Ran across this board by chance; I remember all these names -- Gustafson, Nielson, and so on, as well as Steve and Bill McChesney of course, because I ran against them too. Probably more accurate to say I ran in some of the same races. I was in Bill's high school class, but at Marshfield High School in Coos Bay. I probably would have attended South Eugene if my parents hadn't gone to Europe in 1969; up to then, I lived in a house just ten blocks north of the campus. Have to wonder how good a runner I might have become under Harry Johnson. My best two-mile was a 9:19.5 at the district meet (which was run at Springfield High's track that year), fighting off a couple of runners from North Eugene for second place in District 5AAA after Bill had crossed the finish line way ahead of us. Hard to remember my best mile, because that wasn't my race, but I think I ran a 4:26.

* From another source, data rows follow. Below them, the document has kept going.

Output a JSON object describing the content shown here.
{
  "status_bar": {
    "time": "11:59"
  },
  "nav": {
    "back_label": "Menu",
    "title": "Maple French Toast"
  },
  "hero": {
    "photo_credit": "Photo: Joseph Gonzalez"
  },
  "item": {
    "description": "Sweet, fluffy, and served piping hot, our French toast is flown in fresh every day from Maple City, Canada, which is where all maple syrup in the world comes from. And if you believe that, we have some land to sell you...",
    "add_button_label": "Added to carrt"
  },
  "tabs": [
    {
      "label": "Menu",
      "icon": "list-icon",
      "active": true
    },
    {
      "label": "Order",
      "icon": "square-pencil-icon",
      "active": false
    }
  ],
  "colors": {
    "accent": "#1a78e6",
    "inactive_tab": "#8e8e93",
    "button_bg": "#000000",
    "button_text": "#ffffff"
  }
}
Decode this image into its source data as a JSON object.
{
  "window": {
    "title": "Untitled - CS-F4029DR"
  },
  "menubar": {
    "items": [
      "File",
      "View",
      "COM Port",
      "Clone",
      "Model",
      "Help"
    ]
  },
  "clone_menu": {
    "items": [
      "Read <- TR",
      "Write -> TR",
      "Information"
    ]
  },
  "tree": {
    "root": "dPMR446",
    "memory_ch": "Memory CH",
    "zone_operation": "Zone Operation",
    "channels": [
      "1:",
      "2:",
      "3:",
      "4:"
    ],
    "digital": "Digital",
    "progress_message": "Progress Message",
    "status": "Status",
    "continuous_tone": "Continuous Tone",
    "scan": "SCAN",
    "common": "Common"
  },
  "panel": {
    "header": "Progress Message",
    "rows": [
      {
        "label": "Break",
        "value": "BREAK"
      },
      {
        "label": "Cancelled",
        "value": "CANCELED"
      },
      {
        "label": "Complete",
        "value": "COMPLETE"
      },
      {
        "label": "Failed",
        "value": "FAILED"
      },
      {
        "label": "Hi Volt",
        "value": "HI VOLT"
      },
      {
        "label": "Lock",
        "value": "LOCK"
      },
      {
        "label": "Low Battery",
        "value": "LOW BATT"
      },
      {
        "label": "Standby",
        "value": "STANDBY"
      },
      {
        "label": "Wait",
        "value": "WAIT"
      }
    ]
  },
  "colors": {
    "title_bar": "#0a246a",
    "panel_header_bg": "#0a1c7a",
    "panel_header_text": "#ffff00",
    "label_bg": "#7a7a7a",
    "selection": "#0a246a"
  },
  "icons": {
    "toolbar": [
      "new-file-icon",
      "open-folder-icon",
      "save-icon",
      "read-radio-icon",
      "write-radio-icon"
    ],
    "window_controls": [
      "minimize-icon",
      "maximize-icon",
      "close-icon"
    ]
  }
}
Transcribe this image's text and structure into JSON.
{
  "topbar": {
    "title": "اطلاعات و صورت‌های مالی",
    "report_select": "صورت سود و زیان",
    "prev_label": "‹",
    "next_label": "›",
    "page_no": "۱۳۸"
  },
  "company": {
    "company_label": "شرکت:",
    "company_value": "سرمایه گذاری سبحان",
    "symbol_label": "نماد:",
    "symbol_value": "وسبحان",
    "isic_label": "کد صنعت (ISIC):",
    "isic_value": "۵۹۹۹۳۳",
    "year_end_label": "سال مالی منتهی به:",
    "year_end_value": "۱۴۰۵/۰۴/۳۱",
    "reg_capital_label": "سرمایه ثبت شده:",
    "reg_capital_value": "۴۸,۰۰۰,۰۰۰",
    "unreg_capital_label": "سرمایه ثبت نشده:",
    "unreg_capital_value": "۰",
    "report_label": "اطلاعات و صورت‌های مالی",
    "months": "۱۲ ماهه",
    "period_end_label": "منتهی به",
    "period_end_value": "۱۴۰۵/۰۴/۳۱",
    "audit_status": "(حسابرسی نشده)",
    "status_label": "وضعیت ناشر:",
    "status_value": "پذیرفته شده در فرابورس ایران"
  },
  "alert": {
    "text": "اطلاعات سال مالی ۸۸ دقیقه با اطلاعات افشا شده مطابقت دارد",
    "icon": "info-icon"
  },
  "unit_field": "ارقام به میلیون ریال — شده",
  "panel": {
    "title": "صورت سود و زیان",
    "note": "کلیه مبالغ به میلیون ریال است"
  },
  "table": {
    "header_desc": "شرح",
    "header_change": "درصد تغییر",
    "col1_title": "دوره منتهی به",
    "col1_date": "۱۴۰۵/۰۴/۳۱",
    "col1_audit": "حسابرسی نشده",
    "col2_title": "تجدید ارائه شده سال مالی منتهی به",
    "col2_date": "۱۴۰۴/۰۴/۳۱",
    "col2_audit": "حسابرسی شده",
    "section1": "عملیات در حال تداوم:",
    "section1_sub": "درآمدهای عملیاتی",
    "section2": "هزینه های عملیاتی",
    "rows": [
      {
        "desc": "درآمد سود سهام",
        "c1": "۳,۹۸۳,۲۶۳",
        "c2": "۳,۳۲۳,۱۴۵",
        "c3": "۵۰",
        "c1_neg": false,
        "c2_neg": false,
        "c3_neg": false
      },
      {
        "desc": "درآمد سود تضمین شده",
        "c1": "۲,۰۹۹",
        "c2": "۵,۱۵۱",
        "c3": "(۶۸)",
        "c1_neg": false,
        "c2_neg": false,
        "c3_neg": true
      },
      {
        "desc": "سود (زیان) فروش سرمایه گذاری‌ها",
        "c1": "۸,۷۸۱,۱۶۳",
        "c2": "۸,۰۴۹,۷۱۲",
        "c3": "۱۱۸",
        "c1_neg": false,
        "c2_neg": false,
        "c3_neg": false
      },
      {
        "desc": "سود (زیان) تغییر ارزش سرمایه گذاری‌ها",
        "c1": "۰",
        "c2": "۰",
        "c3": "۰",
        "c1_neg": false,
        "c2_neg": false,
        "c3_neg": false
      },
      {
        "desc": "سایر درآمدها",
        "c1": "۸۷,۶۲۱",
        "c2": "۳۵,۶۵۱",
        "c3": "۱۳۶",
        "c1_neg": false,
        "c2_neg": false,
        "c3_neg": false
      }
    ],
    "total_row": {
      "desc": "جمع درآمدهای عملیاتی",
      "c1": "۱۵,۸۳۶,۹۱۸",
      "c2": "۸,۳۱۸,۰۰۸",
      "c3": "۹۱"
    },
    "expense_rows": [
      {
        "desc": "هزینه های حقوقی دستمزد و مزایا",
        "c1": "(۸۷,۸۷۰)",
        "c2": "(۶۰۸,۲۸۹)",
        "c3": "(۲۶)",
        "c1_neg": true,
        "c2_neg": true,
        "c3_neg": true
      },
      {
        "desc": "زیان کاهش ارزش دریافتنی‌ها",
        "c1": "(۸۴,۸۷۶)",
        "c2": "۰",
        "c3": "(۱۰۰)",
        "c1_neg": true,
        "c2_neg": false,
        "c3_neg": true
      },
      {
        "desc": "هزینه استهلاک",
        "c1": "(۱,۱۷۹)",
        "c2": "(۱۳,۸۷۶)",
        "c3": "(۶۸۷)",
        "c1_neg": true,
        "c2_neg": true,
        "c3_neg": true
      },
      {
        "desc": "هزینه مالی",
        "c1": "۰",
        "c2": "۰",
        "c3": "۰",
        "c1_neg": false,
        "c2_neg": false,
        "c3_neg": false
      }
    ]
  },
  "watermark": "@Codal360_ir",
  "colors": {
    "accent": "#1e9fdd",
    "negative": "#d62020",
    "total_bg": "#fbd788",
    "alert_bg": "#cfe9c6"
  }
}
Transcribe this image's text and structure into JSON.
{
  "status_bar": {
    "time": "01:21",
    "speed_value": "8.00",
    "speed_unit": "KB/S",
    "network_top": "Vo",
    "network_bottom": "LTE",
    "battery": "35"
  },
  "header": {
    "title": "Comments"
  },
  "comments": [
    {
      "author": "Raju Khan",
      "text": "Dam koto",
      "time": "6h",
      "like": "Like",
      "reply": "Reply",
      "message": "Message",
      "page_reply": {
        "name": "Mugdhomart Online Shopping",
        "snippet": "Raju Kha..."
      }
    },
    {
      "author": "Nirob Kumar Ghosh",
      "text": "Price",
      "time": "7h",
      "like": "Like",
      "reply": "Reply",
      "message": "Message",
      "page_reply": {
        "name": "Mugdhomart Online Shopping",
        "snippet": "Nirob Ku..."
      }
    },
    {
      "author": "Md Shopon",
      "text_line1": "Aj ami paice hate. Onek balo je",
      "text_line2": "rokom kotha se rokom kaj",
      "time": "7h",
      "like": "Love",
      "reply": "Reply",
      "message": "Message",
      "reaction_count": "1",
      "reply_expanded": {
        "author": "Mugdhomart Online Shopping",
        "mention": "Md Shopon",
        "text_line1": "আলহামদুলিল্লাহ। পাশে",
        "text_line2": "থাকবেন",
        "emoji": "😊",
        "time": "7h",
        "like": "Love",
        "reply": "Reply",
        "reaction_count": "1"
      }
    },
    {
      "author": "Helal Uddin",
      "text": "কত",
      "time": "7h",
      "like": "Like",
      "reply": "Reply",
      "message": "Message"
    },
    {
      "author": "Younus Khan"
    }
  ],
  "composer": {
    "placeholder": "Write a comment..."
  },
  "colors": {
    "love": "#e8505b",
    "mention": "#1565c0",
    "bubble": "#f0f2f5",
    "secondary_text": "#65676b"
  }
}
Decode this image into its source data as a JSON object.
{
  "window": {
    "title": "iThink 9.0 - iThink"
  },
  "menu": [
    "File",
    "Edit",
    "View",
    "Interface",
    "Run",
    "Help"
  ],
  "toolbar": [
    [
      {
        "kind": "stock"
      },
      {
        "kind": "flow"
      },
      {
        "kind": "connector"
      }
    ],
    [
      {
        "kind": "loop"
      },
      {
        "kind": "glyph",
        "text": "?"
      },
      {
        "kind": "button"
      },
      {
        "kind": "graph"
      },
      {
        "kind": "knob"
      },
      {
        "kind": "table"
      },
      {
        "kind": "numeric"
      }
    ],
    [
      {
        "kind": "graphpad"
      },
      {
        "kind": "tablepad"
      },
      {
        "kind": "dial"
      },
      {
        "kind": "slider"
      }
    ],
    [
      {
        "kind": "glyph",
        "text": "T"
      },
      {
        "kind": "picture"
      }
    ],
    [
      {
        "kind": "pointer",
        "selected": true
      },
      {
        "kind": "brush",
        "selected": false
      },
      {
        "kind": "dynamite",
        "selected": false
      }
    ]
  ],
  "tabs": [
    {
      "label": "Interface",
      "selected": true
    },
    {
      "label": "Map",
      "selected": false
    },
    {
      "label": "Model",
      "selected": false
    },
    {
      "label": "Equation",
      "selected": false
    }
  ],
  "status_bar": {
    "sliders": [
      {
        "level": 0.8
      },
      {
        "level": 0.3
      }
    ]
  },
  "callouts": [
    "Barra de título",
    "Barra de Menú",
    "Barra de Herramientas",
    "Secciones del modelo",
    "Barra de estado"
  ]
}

Anyway, it's interesting how "intimate" you become with runners from rival schools; you might never exchange a single word with them, but you looked for their latest times in the newspaper meet reports every week, read their comments to the sports reporters and maybe even a bio about the best ones, learned to recognize them at the starting line, and their names remained forever branded in your memory. Oddly enough, in the state two-mile, I started way out in the outside lane stacked alongside Bill McChesney, forty years ago today. Somewhere, I have a great color shot of the two of us, shoulder to shoulder, waiting for the starter's gun.
I'm glad to say I got to know Bill, oh so briefly, in about 1988 or '89, after I'd had what I like to call a "ten-year layover in Boston" and returned home to Oregon to land a job as a reporter for the Roseburg paper. I wrote one column on the sport of cross-country -- my one and only sports piece -- and somehow or other got connected with Bill McChesney who must have seen it because I'd mentioned him. Managed to visit him in his home for a lovely hour or two just as he was getting himself set up as a masseur. Was terribly sorry to hear about his untimely passing a few years later.